Jenkins being the job automation framework was used to create a pipeline of jobs being used to:
- Get the project source code. Compile the project & publish coverage numbers unit tests generated by executing unit tests using Maven build cycle.
- Deploy the deliverable of the project to a server or a docker container.
- Execute integration tests, pointing to the server over which application is deployed.
- Generate Jacoco reports and then run Sonar analysis on Jacoco reports.
- Raise alarms or break build lifecycle if coverage errors are beyond specified thresholds.
The system being used to benchmark quality of the project with each iteration before new changes are rolled out to the production environment.
LB Manager is an application that is one stop for managing all the live traffic.
LB Manager is capable of hooking to one or more F5 load balancer and present information in a single view, so that it is easier & quicker to take actions.
It presents users with following functionality
- LTM Pools, Nodes and VIPs.
- GTM Pools.
- DC switch: to move traffic from on DC to another.
- Route53's entries.
Challenge of this project is to get information from multiple sources and often such operations are of high latency.
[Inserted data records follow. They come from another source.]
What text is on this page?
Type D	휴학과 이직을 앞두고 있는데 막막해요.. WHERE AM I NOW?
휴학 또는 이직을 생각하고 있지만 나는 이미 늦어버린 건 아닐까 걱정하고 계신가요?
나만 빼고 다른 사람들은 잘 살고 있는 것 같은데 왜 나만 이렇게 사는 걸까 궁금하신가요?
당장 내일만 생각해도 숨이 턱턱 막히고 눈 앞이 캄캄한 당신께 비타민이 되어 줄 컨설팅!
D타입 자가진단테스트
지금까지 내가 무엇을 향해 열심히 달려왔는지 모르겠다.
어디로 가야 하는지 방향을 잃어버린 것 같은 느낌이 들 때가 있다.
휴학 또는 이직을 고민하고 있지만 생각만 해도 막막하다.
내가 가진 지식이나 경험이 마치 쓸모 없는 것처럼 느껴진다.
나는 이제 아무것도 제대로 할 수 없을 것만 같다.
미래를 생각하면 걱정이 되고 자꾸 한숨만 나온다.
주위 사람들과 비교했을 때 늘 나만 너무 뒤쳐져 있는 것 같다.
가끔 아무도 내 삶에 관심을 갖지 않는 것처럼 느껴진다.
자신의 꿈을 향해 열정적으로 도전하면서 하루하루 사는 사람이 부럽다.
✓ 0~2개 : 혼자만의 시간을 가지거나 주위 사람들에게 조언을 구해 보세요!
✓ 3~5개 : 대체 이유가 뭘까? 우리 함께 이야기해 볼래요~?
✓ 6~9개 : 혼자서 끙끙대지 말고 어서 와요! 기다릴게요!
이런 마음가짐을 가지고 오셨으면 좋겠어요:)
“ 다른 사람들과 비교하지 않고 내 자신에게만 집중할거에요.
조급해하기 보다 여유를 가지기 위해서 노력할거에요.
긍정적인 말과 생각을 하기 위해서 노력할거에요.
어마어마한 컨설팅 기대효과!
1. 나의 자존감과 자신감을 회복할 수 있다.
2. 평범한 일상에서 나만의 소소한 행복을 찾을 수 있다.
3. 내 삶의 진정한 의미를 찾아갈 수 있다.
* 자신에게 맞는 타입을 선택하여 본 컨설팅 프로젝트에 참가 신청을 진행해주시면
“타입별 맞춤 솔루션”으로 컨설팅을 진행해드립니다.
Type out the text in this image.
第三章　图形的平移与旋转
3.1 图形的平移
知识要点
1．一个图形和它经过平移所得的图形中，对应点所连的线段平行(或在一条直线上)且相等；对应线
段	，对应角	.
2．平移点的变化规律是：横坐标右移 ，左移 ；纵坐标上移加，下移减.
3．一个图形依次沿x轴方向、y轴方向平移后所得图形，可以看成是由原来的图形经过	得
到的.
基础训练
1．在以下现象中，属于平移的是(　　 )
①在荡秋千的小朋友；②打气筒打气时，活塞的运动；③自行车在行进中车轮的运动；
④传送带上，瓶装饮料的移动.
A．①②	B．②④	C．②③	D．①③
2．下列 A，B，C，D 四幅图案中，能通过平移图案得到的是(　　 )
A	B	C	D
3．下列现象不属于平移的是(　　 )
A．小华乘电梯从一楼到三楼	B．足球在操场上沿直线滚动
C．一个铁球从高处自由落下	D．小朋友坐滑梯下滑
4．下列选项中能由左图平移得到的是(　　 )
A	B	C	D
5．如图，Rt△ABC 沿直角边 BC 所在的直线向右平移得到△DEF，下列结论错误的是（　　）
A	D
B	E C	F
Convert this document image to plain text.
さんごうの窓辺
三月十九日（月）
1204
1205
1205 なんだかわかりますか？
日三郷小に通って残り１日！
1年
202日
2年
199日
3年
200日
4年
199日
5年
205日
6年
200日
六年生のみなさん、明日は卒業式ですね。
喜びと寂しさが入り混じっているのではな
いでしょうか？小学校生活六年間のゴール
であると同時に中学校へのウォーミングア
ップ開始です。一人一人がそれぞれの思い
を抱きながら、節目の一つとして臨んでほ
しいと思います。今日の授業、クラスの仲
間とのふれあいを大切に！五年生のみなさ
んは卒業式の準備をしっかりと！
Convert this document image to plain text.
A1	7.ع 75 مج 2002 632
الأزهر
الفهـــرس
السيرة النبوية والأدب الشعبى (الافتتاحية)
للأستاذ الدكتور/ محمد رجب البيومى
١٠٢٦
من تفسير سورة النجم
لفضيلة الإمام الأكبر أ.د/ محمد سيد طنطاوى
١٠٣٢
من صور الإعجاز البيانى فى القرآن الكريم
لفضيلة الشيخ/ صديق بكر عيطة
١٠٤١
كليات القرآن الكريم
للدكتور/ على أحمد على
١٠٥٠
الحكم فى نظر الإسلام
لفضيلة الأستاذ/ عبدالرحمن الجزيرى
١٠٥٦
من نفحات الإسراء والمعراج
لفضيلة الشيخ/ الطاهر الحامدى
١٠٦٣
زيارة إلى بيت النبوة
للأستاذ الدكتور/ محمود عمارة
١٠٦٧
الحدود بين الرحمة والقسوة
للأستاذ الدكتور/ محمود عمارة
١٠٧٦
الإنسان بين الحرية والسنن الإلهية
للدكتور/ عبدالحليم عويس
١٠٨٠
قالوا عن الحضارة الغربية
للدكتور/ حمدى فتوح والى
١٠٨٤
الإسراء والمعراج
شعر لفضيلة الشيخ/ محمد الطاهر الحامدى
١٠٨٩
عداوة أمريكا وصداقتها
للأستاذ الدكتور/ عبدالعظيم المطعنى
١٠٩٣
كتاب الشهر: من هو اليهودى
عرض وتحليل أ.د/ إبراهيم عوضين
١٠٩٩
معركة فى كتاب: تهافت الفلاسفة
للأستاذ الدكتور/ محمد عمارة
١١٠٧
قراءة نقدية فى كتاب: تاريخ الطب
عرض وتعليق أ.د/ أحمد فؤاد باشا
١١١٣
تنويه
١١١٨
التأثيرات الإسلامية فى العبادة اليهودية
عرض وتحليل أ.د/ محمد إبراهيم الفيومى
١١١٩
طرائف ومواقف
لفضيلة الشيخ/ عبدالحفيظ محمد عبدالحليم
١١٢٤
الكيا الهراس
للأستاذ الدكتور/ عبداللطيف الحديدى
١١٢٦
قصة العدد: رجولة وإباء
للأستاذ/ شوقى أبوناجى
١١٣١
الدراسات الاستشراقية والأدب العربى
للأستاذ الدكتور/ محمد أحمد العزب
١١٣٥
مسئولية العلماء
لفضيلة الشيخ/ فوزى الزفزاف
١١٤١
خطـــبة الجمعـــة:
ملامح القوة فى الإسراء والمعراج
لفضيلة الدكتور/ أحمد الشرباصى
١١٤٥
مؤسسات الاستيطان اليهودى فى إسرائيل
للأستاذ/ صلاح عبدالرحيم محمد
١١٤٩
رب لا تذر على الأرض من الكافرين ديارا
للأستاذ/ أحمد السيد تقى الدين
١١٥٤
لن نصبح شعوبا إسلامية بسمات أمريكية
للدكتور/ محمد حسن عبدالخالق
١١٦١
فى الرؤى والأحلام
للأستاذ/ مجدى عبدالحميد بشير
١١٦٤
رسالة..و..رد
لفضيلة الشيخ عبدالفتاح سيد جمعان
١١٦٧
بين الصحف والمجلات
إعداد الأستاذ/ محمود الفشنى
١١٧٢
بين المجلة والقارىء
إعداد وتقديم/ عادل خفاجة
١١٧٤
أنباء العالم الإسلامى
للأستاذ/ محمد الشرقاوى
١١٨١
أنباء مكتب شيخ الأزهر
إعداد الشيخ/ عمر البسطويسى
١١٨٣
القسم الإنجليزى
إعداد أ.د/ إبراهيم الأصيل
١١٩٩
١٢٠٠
Hence made a design that is capable of making multiple parallel and controlled requests to all of the sources. Implemented caching to serve data.
Integrated this tool with AWS's Route53. Use case was to get DNS entries from multiple Route53s and provide a way to change these entries as in when required.
Taking the alerting system to the next level, from static thresholds to dynamic thresholds. Tracking anomalies based on unsupervised machine learning from the past data points and predicting if current datapoint matches the forecast.
-
Data Engineering: developed pipeline using Apache Kafka, Apache Storm and Cassandra for collecting metrics & respective data points.
-
Machine Learning: built a system around Facebook Prophet, VAR & Isolation Forest. Creating models at runtime and predicting and checking anomalies.
Setup , Developed and integrated a whole new Monitoring framework organizational wide.
- Setup and integerated graphite and statsd
- Deployed and reused the statsd daemon agent in code for better performance monitoring.
- Integrated and developed as per need graphite and statsd client.
- Deployed Latest realtime dashboards using cubism.js , d3.js and backbone.js integrated with HTML using graphite as backend.
- For NRT Monitoring deployed Team-Dashboard using RoR.
Utility to send docker events to kafka.
Docker Envoy aims to make customized processing over Docker events feasible. Design enables to publish events to Apache Kafka, this happens instantly (i.e. NRT). This project can run as an agent on each of the Docker hosts and publish messages to a single Kafka cluster.
Since this project has the capability to process each event before-hand and publish more meaningful messages to Kafka. We can write Apache Storm topologies to consume these messages and do required processing something like Docker-Serf.
- Developed and integerated change tracking system and been working on Incident management system using J2EE.
- Developed timer framework or batch job scheduler using Quartz scheduler
- Basic system level automation and code integeration with Python
- Application keeps track for each and every changes went on live site with a date range to ensure uptime of website or web application.
- Connected with different data sources with different framework
Engineered deployment automation that is used for deploying different application on around 2000 servers across 4 data centres.
- Setup of Linkedin Glu agents on all the servers.
- Programming in Groovy for deployment automation scripts.
- Creating custom states required to accommodate new deployment phases.
- Automating other manual efforts using Python, Jenkins and Glu REST APIs.